Now that you’ve been introduced to Curley Byrd, and learned Andy Gustafson is Miami’s winningest coach and not Jimmy Johnson, let’s take a closer look at these numbers. Obviously this research is based on total wins, not winning percentage. Jimmy Johnson was 52-9 (.852) and Dennis Erickson (63-9) was .875. Those are the names, along with Howard Schnellenberger, that are synonymous with national titles and tradition at Miami. The other coach that seems a bit out of place is D.C. Walker at Wake Forest. Jim Grobe has been credited with ushering the Deacs through their most successful period in school history, yet he enters his 12th season with 68 wins at the school. There should be little doubt Grobe finishes his career there with more than 77 wins.

While Grobe is likely to end up on this list, there are two current coaches already on it in O’Brien and Beamer. O’Brien, of course, is now at NC State, where he has a 33-30 record in five years. (You’ll notice the Wolfpack’s leader is the lone coach listed who actually has a losing record.) Beamer is currently the winningest active coach in the country.

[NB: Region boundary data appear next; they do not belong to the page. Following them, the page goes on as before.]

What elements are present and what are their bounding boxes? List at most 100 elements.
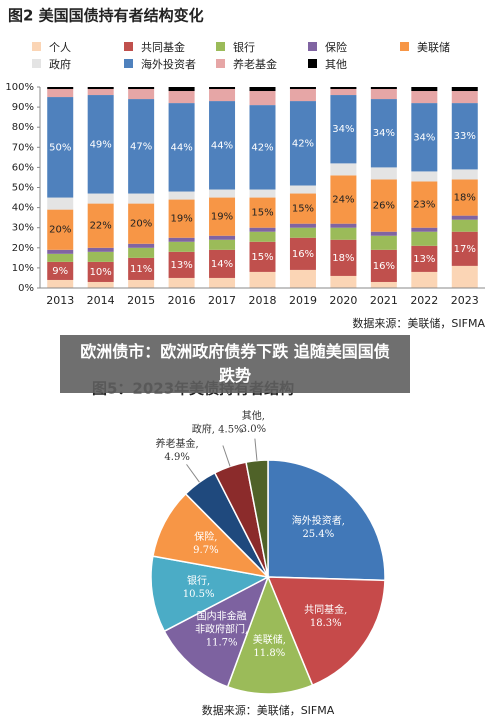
bar-segment <box>87 89 114 96</box>
data-label: 9% <box>52 266 68 277</box>
legend-label: 政府 <box>49 57 71 71</box>
bar-segment <box>451 169 478 180</box>
data-label: 49% <box>90 139 112 150</box>
bar-segment <box>249 231 276 242</box>
data-label: 42% <box>251 142 273 153</box>
data-label: 47% <box>130 141 152 152</box>
x-tick-label: 2019 <box>289 294 317 307</box>
pie-label-value: 10.5% <box>182 588 215 600</box>
data-label: 50% <box>49 142 71 153</box>
y-tick-label: 40% <box>12 203 34 214</box>
bar-segment <box>451 179 478 216</box>
bar-segment <box>289 223 316 228</box>
pie-label-value: 9.7% <box>193 545 219 557</box>
bar-segment <box>330 275 357 288</box>
x-tick-label: 2022 <box>410 294 438 307</box>
pie-label-value: 25.4% <box>302 529 335 541</box>
y-tick-label: 50% <box>12 183 34 194</box>
source: 数据来源：美联储，SIFMA <box>352 316 485 330</box>
data-label: 44% <box>211 140 233 151</box>
headline: 欧洲债市：欧洲政府债券下跌 追随美国国债跌势 <box>80 342 390 385</box>
legend-item: 美联储 <box>400 38 492 55</box>
data-label: 22% <box>90 221 112 232</box>
pie-label-value: 3.0% <box>240 423 267 435</box>
bar-segment <box>128 279 155 288</box>
legend-label: 保险 <box>325 40 347 54</box>
pie-label-value: 11.8% <box>253 648 286 660</box>
x-tick-label: 2020 <box>329 294 357 307</box>
legend-item: 共同基金 <box>124 38 216 55</box>
legend-label: 银行 <box>233 40 255 54</box>
chart-title: 图2 美国国债持有者结构变化 <box>8 7 204 25</box>
legend-label: 个人 <box>49 40 71 54</box>
bar-segment <box>209 249 236 278</box>
pie-label-name: 银行, <box>187 575 211 587</box>
bar-segment <box>289 193 316 224</box>
legend-swatch <box>308 59 317 68</box>
bar-segment <box>47 97 74 198</box>
bar-segment <box>289 87 316 90</box>
data-label: 14% <box>211 259 233 270</box>
legend-item: 其他 <box>308 55 400 72</box>
pie-label: 国内非金融非政府部门, 11.7% <box>194 610 250 649</box>
pie-label-name: 政府, 4.5% <box>191 424 244 436</box>
bar-segment <box>451 87 478 92</box>
pie-label-name: 保险, <box>194 532 218 544</box>
bar-segment <box>370 249 397 282</box>
leader-line <box>186 464 200 483</box>
pie-slice <box>163 575 270 688</box>
legend-label: 其他 <box>325 57 347 71</box>
data-label: 34% <box>413 132 435 143</box>
bar-segment <box>168 251 195 278</box>
bar-segment <box>249 91 276 106</box>
pie-label: 海外投资者, 25.4% <box>290 515 346 541</box>
bar-segment <box>370 231 397 236</box>
bar-segment <box>289 185 316 194</box>
data-label: 13% <box>413 254 435 265</box>
y-tick-label: 70% <box>12 142 34 153</box>
bar-segment <box>249 241 276 272</box>
y-tick-label: 10% <box>12 263 34 274</box>
pie-slice <box>267 459 386 582</box>
bar-segment <box>249 105 276 190</box>
bar-segment <box>330 239 357 276</box>
bar-segment <box>411 87 438 92</box>
pie-label-value: 4.9% <box>164 452 190 464</box>
pie-label-name: 养老基金, <box>155 439 199 451</box>
bar-segment <box>87 247 114 252</box>
bar-segment <box>168 241 195 252</box>
pie-label: 养老基金, 4.9% <box>142 438 212 464</box>
bar-segment <box>411 227 438 232</box>
bar-segment <box>370 89 397 100</box>
legend-item: 养老基金 <box>216 55 308 72</box>
bar-segment <box>87 203 114 248</box>
pie-label-name: 共同基金, <box>304 604 348 616</box>
bar-segment <box>330 223 357 228</box>
legend-swatch <box>216 42 225 51</box>
leader-line <box>222 445 231 467</box>
bar-segment <box>249 87 276 92</box>
bar-segment <box>370 87 397 90</box>
legend-item: 银行 <box>216 38 308 55</box>
pie-label: 保险, 9.7% <box>178 531 234 557</box>
legend-swatch <box>308 42 317 51</box>
legend-swatch <box>32 59 41 68</box>
bar-segment <box>209 87 236 90</box>
data-label: 24% <box>332 195 354 206</box>
data-label: 13% <box>170 260 192 271</box>
x-tick-label: 2021 <box>370 294 398 307</box>
legend: 个人 共同基金 银行 保险 美联储 政府 海外投资者 养老基金 其他 <box>32 38 492 72</box>
legend-label: 美联储 <box>417 40 450 54</box>
bar-segment <box>411 231 438 246</box>
bar-segment <box>87 261 114 282</box>
data-label: 15% <box>251 208 273 219</box>
bar-segment <box>168 91 195 104</box>
bar-segment <box>411 181 438 228</box>
data-label: 33% <box>454 131 476 142</box>
bar-segment <box>209 101 236 190</box>
bar-segment <box>330 227 357 240</box>
pie-label: 共同基金, 18.3% <box>298 604 354 630</box>
legend-swatch <box>124 42 133 51</box>
legend-item: 保险 <box>308 38 400 55</box>
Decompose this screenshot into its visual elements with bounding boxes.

Technically, there are three current ACC coaches listed on the entire database, as Maryland’s Randy Edsall is also the winningest coach at Connecticut with 74 wins (74-70). As for which coach might be considered the most valuable to his program based on its record without him?

Take a look at the numbers for Duke and Wake Forest -- the only two programs that fell below .500 without their No. 1 coach. For all of the praise heaped upon Beamer for building his alma mater into a national contender -- and deservedly so – I would have thought the Hokies struggled more without him. Instead, the numbers remind us what a tremendous impact Walker and Wade also made on their respective programs.

It’s also worth noting that without Bobby Bowden, Florida State only won 171 games. Total. That’s remarkable, considering Bowden alone won 304. It also puts into perspective the longevity of his career, as Beamer is still coaching and enters this season with 251 career wins in 31 years. Bowden won 64 percent of the program’s games (304 of 475). Beamer won 30.3 percent of Virginia Tech’s (209 of 689). Of course, Virginia Tech’s program has played many more games overall than Florida State, but it’s interesting to see just how much of the program’s overall success each coach has contributed to.

Factors such as the length of the coaches’ careers, how long the program has existed, and actual winning percentages should be considered when analyzing these numbers. There’s always more to the story, though, than statistics. Imagine this: What would Florida State and Virginia Tech look like today without the contributions of Bowden and Beamer?

Some things simply can't be measured.